Regardless, your "rule" is not a rule at all. It's an observation in hindsight. An observation, by the way, which also happens to work well with a would-be intelligently designed biodiversity...

...or, any other model for anything else.

In fact, it's more of an ontological statement (about the existence of stuff) than anything else.

But, by all means, continue to convince yourself otherwise if that makes you feel better, or if you actually think your God wants you to know less about the world around you.
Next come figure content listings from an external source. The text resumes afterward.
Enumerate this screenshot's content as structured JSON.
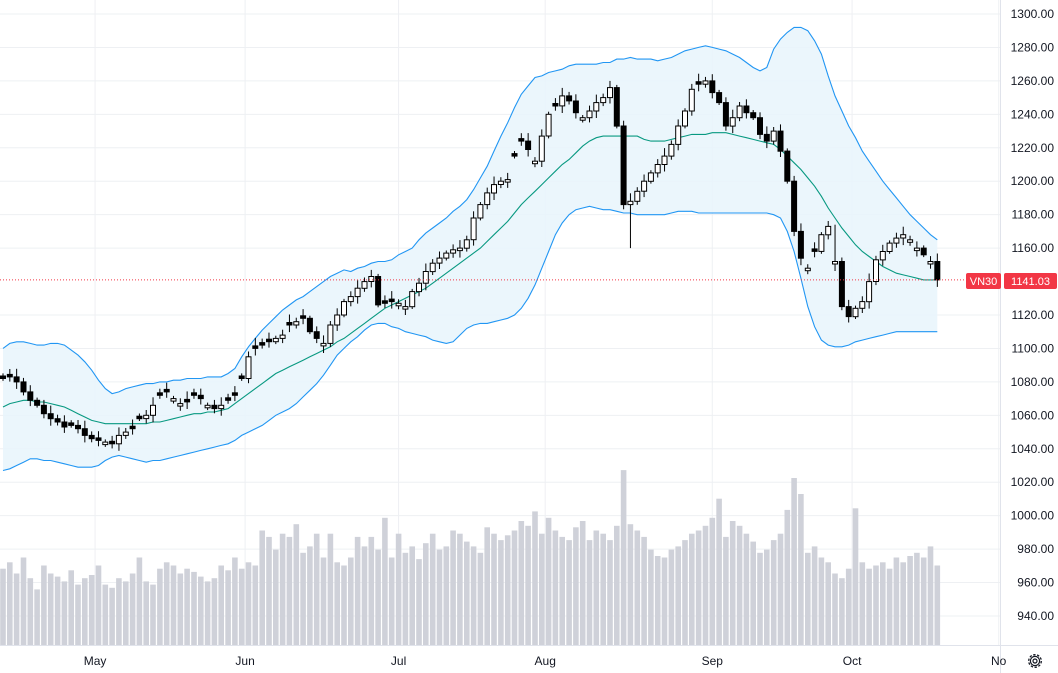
{
  "chart_data": {
    "type": "candlestick",
    "symbol": "VN30",
    "last_price": "1141.03",
    "ylim": [
      925,
      1305
    ],
    "y_ticks": [
      {
        "value": 1300,
        "label": "1300.00"
      },
      {
        "value": 1280,
        "label": "1280.00"
      },
      {
        "value": 1260,
        "label": "1260.00"
      },
      {
        "value": 1240,
        "label": "1240.00"
      },
      {
        "value": 1220,
        "label": "1220.00"
      },
      {
        "value": 1200,
        "label": "1200.00"
      },
      {
        "value": 1180,
        "label": "1180.00"
      },
      {
        "value": 1160,
        "label": "1160.00"
      },
      {
        "value": 1120,
        "label": "1120.00"
      },
      {
        "value": 1100,
        "label": "1100.00"
      },
      {
        "value": 1080,
        "label": "1080.00"
      },
      {
        "value": 1060,
        "label": "1060.00"
      },
      {
        "value": 1040,
        "label": "1040.00"
      },
      {
        "value": 1020,
        "label": "1020.00"
      },
      {
        "value": 1000,
        "label": "1000.00"
      },
      {
        "value": 980,
        "label": "980.00"
      },
      {
        "value": 960,
        "label": "960.00"
      },
      {
        "value": 940,
        "label": "940.00"
      }
    ],
    "x_ticks": [
      {
        "index": 13.5,
        "label": "May"
      },
      {
        "index": 35.5,
        "label": "Jun"
      },
      {
        "index": 58,
        "label": "Jul"
      },
      {
        "index": 79.5,
        "label": "Aug"
      },
      {
        "index": 104,
        "label": "Sep"
      },
      {
        "index": 124.5,
        "label": "Oct"
      },
      {
        "index": 146,
        "label": "No"
      }
    ],
    "visible_bars": 138,
    "close": [
      1082,
      1083,
      1080,
      1074,
      1069,
      1066,
      1061,
      1058,
      1056,
      1053,
      1054,
      1052,
      1048,
      1046,
      1045,
      1044,
      1043,
      1048,
      1050,
      1052,
      1058,
      1060,
      1066,
      1072,
      1074,
      1070,
      1067,
      1068,
      1072,
      1070,
      1066,
      1064,
      1066,
      1069,
      1072,
      1082,
      1095,
      1100,
      1102,
      1104,
      1106,
      1108,
      1114,
      1116,
      1118,
      1110,
      1106,
      1103,
      1114,
      1120,
      1128,
      1131,
      1136,
      1140,
      1143,
      1126,
      1127,
      1128,
      1127,
      1125,
      1134,
      1139,
      1146,
      1151,
      1154,
      1157,
      1159,
      1160,
      1165,
      1178,
      1186,
      1193,
      1198,
      1200,
      1201,
      1215,
      1224,
      1219,
      1212,
      1227,
      1240,
      1245,
      1251,
      1248,
      1241,
      1238,
      1242,
      1247,
      1250,
      1256,
      1233,
      1186,
      1188,
      1194,
      1200,
      1205,
      1210,
      1215,
      1222,
      1233,
      1242,
      1255,
      1258,
      1260,
      1253,
      1247,
      1233,
      1238,
      1245,
      1241,
      1238,
      1228,
      1224,
      1230,
      1218,
      1200,
      1170,
      1154,
      1148,
      1158,
      1168,
      1173,
      1152,
      1125,
      1119,
      1124,
      1128,
      1140,
      1153,
      1158,
      1163,
      1166,
      1168,
      1165,
      1160,
      1156,
      1152,
      1141
    ],
    "up_days": [
      15,
      17,
      18,
      21,
      22,
      25,
      26,
      30,
      32,
      36,
      40,
      41,
      43,
      47,
      48,
      49,
      50,
      51,
      52,
      53,
      54,
      58,
      59,
      60,
      61,
      62,
      63,
      64,
      65,
      66,
      67,
      68,
      69,
      70,
      71,
      72,
      73,
      74,
      78,
      79,
      80,
      82,
      85,
      86,
      87,
      88,
      89,
      92,
      93,
      94,
      95,
      96,
      97,
      98,
      99,
      100,
      101,
      103,
      107,
      108,
      113,
      118,
      120,
      121,
      122,
      125,
      126,
      127,
      128,
      129,
      130,
      131,
      132,
      133,
      134,
      136
    ],
    "bollinger": {
      "upper": [
        1100,
        1103,
        1104,
        1104,
        1103,
        1102,
        1102,
        1103,
        1103,
        1102,
        1099,
        1096,
        1092,
        1087,
        1081,
        1076,
        1073,
        1074,
        1076,
        1077,
        1078,
        1079,
        1079,
        1080,
        1080,
        1081,
        1081,
        1082,
        1082,
        1082,
        1083,
        1083,
        1083,
        1085,
        1088,
        1095,
        1101,
        1106,
        1111,
        1115,
        1119,
        1123,
        1126,
        1129,
        1131,
        1134,
        1137,
        1140,
        1143,
        1145,
        1147,
        1146,
        1148,
        1149,
        1151,
        1152,
        1152,
        1153,
        1156,
        1158,
        1160,
        1165,
        1169,
        1172,
        1175,
        1178,
        1182,
        1185,
        1189,
        1195,
        1202,
        1209,
        1218,
        1227,
        1235,
        1244,
        1252,
        1257,
        1262,
        1263,
        1265,
        1266,
        1267,
        1269,
        1270,
        1270,
        1270,
        1270,
        1271,
        1271,
        1273,
        1273,
        1274,
        1273,
        1273,
        1273,
        1272,
        1273,
        1274,
        1276,
        1278,
        1279,
        1280,
        1281,
        1280,
        1279,
        1278,
        1276,
        1274,
        1271,
        1268,
        1266,
        1268,
        1279,
        1285,
        1289,
        1292,
        1292,
        1290,
        1284,
        1276,
        1263,
        1251,
        1242,
        1233,
        1226,
        1218,
        1212,
        1206,
        1200,
        1195,
        1190,
        1185,
        1180,
        1176,
        1172,
        1168,
        1165
      ],
      "middle": [
        1065,
        1067,
        1068,
        1069,
        1069,
        1068,
        1068,
        1067,
        1066,
        1065,
        1063,
        1061,
        1059,
        1057,
        1056,
        1055,
        1055,
        1055,
        1055,
        1055,
        1055,
        1055,
        1056,
        1056,
        1057,
        1058,
        1059,
        1060,
        1061,
        1061,
        1062,
        1062,
        1063,
        1064,
        1067,
        1070,
        1073,
        1076,
        1079,
        1082,
        1085,
        1087,
        1089,
        1091,
        1093,
        1095,
        1097,
        1099,
        1101,
        1104,
        1106,
        1109,
        1112,
        1115,
        1118,
        1121,
        1124,
        1126,
        1128,
        1130,
        1132,
        1134,
        1136,
        1139,
        1142,
        1145,
        1148,
        1151,
        1154,
        1157,
        1160,
        1164,
        1168,
        1172,
        1176,
        1181,
        1186,
        1190,
        1194,
        1198,
        1202,
        1206,
        1210,
        1213,
        1217,
        1221,
        1224,
        1226,
        1227,
        1227,
        1227,
        1227,
        1227,
        1227,
        1225,
        1224,
        1224,
        1224,
        1225,
        1226,
        1227,
        1228,
        1228,
        1228,
        1229,
        1229,
        1229,
        1228,
        1227,
        1226,
        1225,
        1224,
        1223,
        1222,
        1219,
        1215,
        1211,
        1207,
        1202,
        1197,
        1191,
        1184,
        1178,
        1172,
        1167,
        1162,
        1158,
        1155,
        1152,
        1149,
        1147,
        1145,
        1144,
        1143,
        1142,
        1141,
        1141,
        1141
      ],
      "lower": [
        1027,
        1028,
        1030,
        1032,
        1034,
        1034,
        1033,
        1033,
        1032,
        1031,
        1030,
        1029,
        1029,
        1029,
        1030,
        1033,
        1035,
        1036,
        1035,
        1034,
        1033,
        1032,
        1033,
        1033,
        1034,
        1035,
        1036,
        1037,
        1038,
        1039,
        1040,
        1041,
        1042,
        1043,
        1045,
        1048,
        1050,
        1052,
        1054,
        1057,
        1060,
        1062,
        1064,
        1067,
        1071,
        1075,
        1079,
        1084,
        1090,
        1096,
        1100,
        1104,
        1107,
        1111,
        1114,
        1115,
        1115,
        1113,
        1112,
        1110,
        1109,
        1108,
        1107,
        1105,
        1104,
        1103,
        1104,
        1108,
        1112,
        1114,
        1115,
        1115,
        1116,
        1117,
        1118,
        1120,
        1124,
        1130,
        1138,
        1148,
        1158,
        1168,
        1175,
        1180,
        1183,
        1184,
        1185,
        1184,
        1183,
        1183,
        1182,
        1181,
        1181,
        1180,
        1180,
        1180,
        1180,
        1180,
        1181,
        1182,
        1182,
        1182,
        1181,
        1181,
        1181,
        1181,
        1181,
        1181,
        1181,
        1181,
        1181,
        1181,
        1181,
        1180,
        1178,
        1170,
        1158,
        1142,
        1125,
        1113,
        1105,
        1102,
        1101,
        1101,
        1102,
        1104,
        1105,
        1106,
        1107,
        1108,
        1109,
        1110,
        1110,
        1110,
        1110,
        1110,
        1110,
        1110
      ]
    },
    "volume": [
      0.48,
      0.52,
      0.45,
      0.55,
      0.42,
      0.35,
      0.5,
      0.45,
      0.43,
      0.4,
      0.47,
      0.38,
      0.42,
      0.44,
      0.5,
      0.38,
      0.36,
      0.42,
      0.4,
      0.45,
      0.55,
      0.4,
      0.38,
      0.48,
      0.52,
      0.5,
      0.45,
      0.48,
      0.46,
      0.43,
      0.4,
      0.42,
      0.5,
      0.47,
      0.55,
      0.48,
      0.52,
      0.5,
      0.72,
      0.68,
      0.6,
      0.7,
      0.68,
      0.76,
      0.58,
      0.62,
      0.7,
      0.55,
      0.7,
      0.52,
      0.5,
      0.55,
      0.68,
      0.62,
      0.68,
      0.6,
      0.8,
      0.55,
      0.7,
      0.58,
      0.62,
      0.54,
      0.64,
      0.7,
      0.6,
      0.62,
      0.72,
      0.7,
      0.65,
      0.62,
      0.58,
      0.74,
      0.7,
      0.66,
      0.69,
      0.72,
      0.78,
      0.75,
      0.84,
      0.7,
      0.8,
      0.72,
      0.68,
      0.66,
      0.74,
      0.78,
      0.66,
      0.72,
      0.7,
      0.66,
      0.75,
      1.1,
      0.76,
      0.72,
      0.68,
      0.6,
      0.56,
      0.55,
      0.6,
      0.62,
      0.66,
      0.7,
      0.72,
      0.75,
      0.8,
      0.92,
      0.68,
      0.78,
      0.75,
      0.7,
      0.65,
      0.58,
      0.6,
      0.66,
      0.7,
      0.85,
      1.05,
      0.95,
      0.58,
      0.62,
      0.55,
      0.52,
      0.45,
      0.42,
      0.48,
      0.86,
      0.52,
      0.48,
      0.5,
      0.52,
      0.48,
      0.55,
      0.52,
      0.56,
      0.58,
      0.55,
      0.62,
      0.5
    ]
  },
  "colors": {
    "band_line": "#2196f3",
    "band_fill": "#e8f4fc",
    "middle_line": "#089981",
    "candle": "#000000",
    "volume": "#cfd1d9",
    "price_tag": "#f23645",
    "grid": "#eef0f3",
    "axis_text": "#131722"
  },
  "icons": {
    "settings": "settings-gear-icon"
  }
}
Once in a while you get shown the light, in the strangest of places if you look at it right.

-Jerry Garcia



#16202: — 02/16  at  05:40 PM
I love the operators! But just to be a techy geek, they're not so much operators as they are rules of inference. E.g. from

1) It is possible that God exists.

Floogle allows you to infer (conclude):

2) God exists.

Alternatively, you might want to take them as axioms. Then from

3) The floogle axiom: For all P, if P is possible, then P.

and

4) It is possible that God exists.

One could just use the inference rules of Universal Instantiation and Modus Ponens to infer (conclude):

5) God exists.

I would also like to add my own rule of inference. It's called "Modus Iwannit". From

6) I want God to exist.

it allows you to infer

7) God exists.



#16232: John Wilkins — 02/16  at  09:48 PM
Dear d locke (any relation?)

Your confusion is apparent. The floogle is only an axiom in a formalistion in ordinary logic. But in flogic, it is a primitive operator. I hope this helps.